Serving the campus of the University of Alabama since 1894

The Crimson White

Serving the campus of the University of Alabama since 1894

The Crimson White

Serving the campus of the University of Alabama since 1894

The Crimson White

Roger Deakins talks future of cinematography

David Torcivia

Silhouetted soldiers walking against an orange and blue sunset in “Sicario,” Andy Dufresne’s rain drenched celebration of freedom in “The Shawshank Redemption,” an overhead view of a symmetrical and snow-covered parking lot in “Fargo.” These classic images, among many others, were composed by cinematography legend, Roger Deakins.

The 13-time Oscar nominee has left his mark on many acclaimed films working with world-famous auteurs such as Martin Scorsese, Denis Villeneuve and the Coen Brothers. People who are not film buffs have probably seen his work whether they know it or not, and people who are familiar with his work hold it in high esteem.

“I love his work in ‘No Country for Old Men’,” said Caleb Butler, a sophomore majoring in telecommunication and film. “I am a sucker for West Texas drama and he captured that setting phenomenally.”

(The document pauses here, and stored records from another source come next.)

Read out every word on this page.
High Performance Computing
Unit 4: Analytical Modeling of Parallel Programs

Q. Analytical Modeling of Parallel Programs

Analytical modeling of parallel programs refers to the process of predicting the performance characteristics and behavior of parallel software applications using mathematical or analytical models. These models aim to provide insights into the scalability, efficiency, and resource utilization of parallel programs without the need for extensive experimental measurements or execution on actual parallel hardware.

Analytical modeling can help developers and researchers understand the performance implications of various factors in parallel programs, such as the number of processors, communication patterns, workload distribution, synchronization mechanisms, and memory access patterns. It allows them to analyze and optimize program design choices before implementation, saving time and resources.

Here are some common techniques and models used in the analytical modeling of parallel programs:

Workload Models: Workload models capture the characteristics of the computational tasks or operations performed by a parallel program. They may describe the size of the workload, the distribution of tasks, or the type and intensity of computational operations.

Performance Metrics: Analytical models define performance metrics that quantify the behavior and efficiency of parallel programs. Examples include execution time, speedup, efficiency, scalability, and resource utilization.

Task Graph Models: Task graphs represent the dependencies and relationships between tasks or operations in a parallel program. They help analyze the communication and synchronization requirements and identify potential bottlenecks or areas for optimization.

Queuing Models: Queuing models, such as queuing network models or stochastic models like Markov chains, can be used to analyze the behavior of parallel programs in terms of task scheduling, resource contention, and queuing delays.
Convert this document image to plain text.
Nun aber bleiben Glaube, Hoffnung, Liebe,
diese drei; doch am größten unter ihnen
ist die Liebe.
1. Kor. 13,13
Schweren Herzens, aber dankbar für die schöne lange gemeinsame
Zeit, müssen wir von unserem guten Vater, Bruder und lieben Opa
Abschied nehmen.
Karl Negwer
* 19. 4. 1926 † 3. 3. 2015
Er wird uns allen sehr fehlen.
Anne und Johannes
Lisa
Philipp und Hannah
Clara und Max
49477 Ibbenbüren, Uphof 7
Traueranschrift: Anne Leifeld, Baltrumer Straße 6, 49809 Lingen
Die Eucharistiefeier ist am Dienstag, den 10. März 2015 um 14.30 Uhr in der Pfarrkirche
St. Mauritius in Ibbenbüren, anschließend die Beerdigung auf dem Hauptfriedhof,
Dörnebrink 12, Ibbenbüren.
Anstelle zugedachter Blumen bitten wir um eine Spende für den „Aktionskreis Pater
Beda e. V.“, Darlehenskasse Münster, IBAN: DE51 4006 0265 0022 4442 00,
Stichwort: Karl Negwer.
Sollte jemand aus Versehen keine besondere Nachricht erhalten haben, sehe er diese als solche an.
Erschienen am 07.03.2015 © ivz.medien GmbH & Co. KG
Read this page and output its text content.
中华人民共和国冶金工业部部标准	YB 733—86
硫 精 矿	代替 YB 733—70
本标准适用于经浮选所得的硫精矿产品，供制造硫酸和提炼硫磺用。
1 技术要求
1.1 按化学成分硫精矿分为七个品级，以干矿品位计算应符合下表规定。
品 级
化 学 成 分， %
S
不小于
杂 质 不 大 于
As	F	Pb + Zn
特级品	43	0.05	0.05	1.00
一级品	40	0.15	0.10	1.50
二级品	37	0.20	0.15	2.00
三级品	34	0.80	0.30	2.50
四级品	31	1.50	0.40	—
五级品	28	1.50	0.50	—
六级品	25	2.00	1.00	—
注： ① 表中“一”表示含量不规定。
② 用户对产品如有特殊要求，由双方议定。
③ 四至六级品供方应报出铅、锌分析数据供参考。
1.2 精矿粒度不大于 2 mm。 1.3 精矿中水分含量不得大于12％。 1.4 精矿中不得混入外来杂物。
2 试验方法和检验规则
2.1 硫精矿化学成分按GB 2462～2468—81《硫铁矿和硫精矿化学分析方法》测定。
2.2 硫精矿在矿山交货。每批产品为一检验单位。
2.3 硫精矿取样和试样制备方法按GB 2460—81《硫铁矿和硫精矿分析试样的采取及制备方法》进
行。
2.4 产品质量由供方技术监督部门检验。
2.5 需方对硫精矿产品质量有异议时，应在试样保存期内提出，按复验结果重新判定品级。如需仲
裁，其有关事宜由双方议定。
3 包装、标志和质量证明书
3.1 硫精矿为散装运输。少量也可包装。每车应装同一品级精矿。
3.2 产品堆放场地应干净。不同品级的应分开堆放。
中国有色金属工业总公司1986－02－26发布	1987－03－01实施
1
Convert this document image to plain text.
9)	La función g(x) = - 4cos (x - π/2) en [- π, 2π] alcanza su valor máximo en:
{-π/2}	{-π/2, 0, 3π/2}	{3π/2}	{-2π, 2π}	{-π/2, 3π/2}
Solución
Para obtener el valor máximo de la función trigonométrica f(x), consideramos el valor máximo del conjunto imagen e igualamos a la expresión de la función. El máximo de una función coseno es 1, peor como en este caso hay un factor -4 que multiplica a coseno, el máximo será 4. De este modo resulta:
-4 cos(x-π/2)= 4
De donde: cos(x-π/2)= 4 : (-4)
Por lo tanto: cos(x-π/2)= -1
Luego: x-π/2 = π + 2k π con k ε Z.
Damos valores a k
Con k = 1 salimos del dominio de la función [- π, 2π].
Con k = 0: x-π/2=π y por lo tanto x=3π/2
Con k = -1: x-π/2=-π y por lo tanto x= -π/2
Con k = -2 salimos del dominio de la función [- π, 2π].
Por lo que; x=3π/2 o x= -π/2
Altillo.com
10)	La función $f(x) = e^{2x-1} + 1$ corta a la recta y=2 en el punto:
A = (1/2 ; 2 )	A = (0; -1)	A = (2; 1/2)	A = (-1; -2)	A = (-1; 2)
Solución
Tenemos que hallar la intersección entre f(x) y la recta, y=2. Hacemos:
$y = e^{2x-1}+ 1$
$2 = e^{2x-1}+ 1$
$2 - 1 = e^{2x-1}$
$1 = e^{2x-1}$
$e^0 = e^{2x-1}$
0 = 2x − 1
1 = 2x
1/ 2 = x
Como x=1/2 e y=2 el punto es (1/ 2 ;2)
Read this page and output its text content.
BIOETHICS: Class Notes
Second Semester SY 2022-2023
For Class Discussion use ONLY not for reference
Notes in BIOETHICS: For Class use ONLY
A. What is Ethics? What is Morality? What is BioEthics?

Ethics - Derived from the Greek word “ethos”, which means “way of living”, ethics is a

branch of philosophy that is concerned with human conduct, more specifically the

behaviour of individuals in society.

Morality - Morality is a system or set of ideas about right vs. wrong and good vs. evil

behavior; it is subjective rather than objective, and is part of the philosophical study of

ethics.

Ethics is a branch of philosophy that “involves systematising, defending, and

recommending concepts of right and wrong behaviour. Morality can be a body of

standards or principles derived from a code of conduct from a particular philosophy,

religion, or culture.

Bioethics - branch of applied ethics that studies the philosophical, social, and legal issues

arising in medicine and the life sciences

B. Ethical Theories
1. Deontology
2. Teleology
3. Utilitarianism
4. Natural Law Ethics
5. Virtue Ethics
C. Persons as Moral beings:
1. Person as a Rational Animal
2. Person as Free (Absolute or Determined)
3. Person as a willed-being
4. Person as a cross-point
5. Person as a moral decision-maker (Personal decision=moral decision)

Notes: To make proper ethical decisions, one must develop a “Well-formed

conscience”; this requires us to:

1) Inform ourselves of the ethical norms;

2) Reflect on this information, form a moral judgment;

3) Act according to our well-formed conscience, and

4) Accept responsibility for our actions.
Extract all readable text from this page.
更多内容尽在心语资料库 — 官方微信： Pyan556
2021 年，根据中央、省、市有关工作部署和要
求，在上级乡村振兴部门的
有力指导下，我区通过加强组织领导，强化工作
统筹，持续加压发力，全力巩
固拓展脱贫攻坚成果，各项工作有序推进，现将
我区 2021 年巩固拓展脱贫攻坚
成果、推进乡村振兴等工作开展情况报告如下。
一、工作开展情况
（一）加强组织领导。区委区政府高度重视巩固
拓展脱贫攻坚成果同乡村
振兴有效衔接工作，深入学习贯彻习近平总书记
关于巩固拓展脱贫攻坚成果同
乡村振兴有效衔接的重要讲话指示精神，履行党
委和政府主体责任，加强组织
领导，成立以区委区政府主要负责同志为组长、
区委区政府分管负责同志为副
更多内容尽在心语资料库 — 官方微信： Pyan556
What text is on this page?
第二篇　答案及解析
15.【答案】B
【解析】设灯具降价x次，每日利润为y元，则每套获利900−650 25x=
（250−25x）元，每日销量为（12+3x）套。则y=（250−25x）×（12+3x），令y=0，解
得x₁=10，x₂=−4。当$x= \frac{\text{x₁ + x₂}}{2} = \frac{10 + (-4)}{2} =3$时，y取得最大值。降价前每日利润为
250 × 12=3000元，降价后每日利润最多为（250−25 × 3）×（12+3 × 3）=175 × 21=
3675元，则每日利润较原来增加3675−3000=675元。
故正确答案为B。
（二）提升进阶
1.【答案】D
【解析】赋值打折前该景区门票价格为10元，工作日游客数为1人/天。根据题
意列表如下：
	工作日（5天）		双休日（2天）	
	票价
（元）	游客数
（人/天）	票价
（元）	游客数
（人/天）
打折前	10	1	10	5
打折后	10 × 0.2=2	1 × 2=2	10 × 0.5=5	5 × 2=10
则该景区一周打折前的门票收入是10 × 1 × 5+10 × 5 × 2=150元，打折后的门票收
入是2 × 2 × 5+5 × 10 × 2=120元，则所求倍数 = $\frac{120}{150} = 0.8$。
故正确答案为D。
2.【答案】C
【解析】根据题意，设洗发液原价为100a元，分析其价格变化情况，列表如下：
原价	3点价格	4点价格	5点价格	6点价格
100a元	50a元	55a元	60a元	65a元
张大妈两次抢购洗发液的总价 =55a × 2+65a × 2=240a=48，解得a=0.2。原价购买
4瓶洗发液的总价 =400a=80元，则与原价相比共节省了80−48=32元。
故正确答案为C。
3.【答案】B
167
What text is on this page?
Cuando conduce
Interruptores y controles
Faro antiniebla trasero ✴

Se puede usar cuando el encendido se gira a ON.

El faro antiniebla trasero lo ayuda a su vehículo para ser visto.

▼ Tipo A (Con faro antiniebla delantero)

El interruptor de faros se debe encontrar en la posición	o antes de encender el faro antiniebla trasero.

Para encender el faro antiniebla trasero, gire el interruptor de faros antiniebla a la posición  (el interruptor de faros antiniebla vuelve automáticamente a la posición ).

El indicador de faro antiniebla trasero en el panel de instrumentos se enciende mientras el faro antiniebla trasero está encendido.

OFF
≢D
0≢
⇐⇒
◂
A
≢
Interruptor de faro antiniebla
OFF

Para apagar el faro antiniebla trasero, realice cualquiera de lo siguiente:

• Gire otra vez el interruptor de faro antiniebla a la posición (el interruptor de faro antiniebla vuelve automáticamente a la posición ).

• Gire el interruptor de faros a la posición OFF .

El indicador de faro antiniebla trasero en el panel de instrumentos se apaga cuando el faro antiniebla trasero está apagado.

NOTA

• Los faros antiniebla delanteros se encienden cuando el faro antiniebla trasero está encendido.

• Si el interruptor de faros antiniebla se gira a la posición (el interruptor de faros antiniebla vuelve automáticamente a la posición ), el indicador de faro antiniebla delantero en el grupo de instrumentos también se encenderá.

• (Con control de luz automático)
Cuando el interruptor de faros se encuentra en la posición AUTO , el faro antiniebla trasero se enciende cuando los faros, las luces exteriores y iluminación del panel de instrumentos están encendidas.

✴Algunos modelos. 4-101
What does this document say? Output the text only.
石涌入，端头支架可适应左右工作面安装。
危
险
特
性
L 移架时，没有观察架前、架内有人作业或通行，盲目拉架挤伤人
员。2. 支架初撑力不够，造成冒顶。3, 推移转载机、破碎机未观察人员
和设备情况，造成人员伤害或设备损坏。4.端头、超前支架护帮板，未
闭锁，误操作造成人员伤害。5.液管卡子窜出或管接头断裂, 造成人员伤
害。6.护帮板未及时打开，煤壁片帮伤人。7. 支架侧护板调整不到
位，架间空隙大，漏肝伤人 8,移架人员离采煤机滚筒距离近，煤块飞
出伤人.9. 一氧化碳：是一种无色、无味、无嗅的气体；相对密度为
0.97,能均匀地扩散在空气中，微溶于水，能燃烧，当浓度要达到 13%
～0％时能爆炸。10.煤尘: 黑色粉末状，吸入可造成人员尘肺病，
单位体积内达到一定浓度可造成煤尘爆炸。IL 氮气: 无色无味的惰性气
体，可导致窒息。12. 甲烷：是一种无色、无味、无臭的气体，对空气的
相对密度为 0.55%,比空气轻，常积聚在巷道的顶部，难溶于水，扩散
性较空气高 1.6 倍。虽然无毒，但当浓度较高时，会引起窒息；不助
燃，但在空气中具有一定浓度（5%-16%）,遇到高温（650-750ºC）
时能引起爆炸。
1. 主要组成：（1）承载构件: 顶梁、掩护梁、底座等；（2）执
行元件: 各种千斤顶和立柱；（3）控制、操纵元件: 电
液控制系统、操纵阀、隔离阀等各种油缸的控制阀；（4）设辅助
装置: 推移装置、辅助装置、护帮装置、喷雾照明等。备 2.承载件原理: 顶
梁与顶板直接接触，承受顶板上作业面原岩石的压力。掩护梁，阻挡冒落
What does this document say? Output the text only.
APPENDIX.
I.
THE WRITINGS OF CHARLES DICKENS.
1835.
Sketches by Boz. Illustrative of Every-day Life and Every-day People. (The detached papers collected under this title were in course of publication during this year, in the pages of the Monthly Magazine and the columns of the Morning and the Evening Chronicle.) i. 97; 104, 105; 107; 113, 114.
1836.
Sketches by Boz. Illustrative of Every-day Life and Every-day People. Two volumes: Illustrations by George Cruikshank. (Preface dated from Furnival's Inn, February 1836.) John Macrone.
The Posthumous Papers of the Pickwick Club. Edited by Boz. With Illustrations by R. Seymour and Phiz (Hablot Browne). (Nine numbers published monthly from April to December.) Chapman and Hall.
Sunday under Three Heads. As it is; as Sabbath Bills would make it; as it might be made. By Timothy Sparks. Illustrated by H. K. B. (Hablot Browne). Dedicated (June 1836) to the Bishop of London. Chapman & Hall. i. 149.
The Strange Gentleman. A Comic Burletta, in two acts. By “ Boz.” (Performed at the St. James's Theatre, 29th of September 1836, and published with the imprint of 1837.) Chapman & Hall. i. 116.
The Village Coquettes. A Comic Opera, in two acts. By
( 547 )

Deakins has been working as a cinematographer through many large strides in film production and camera technology. He has shot on film for a vast majority of his projects, but has turned to digital cameras for some of his more recent projects like “Skyfall,” “Sicario,” and the upcoming “Blade Runner 2049.” Through the development of digital technology and camera movement machinery, Deakins remains steadfast in his belief that these are merely tools.

“There is no doubt that these are all great tools but they are still only there to assist the filmmaker,” Deakins said. “In themselves they don’t make a film.”

Although being acclaimed as one of the film industry’s best cinematographers, Deakins has continued to make himself available to fans and younger filmmakers. With the help of his wife, James, Roger Deakins set up a forum on his personal website,, where people can ask him filmmaking questions.

“We were doing some Q and As awhile back and we realized it is just not possible to talk with everyone who seems to be interested in talking or had questions to ask,” Deakins said. “My wife, who is brilliant with a computer, had the idea of a web site.”

For film students, especially those interested in cinematography, working on set with a professional is an invaluable experience. While some cinematographers allow this, Deakins prefers to work with a minimal crew in order to focus on his work.

“He felt badly about not being able to mentor upcoming cinematographers in this way, so we realized that a website would be a perfect way to reach as many people as possible and it would be flexible enough that he could even keep up with it while he is shooting,” James Deakins said.

Other than Roger Deakins answering questions on the website, it also serves as an open forum for other people to discuss and answer shooting strategies amongst themselves. Many other professional and amateur cinematographers share answers and ideas through the site.

“There are so many different ways to approach a scene and sometimes, you just need a place to bounce some ideas around and we hope that the forum on the website provides this,” James Deakins said.

Nathan Dains teaches the Intro to Media Production course for the Journalism and Creative Media department at the University. While the instruction in his course is highly valuable to students, Dains recognizes that outside resources like Deakins’ website are a necessary supplement to the coursework.

“Students who are serious about their work should always seek outside information on their own,” Dains said. “There are so many different styles and techniques that we cannot cover them all in school, but we can open eyes to the possibilities and to different sources so you can find your path.”

Roger Deakins’ direct advice to aspiring filmmakers at the University is simple: go out and get experience with a camera.

“Whether it is with a stills camera or an iPhone, the more you shoot, the quicker you will find your own way of ‘seeing’,” Deakins said.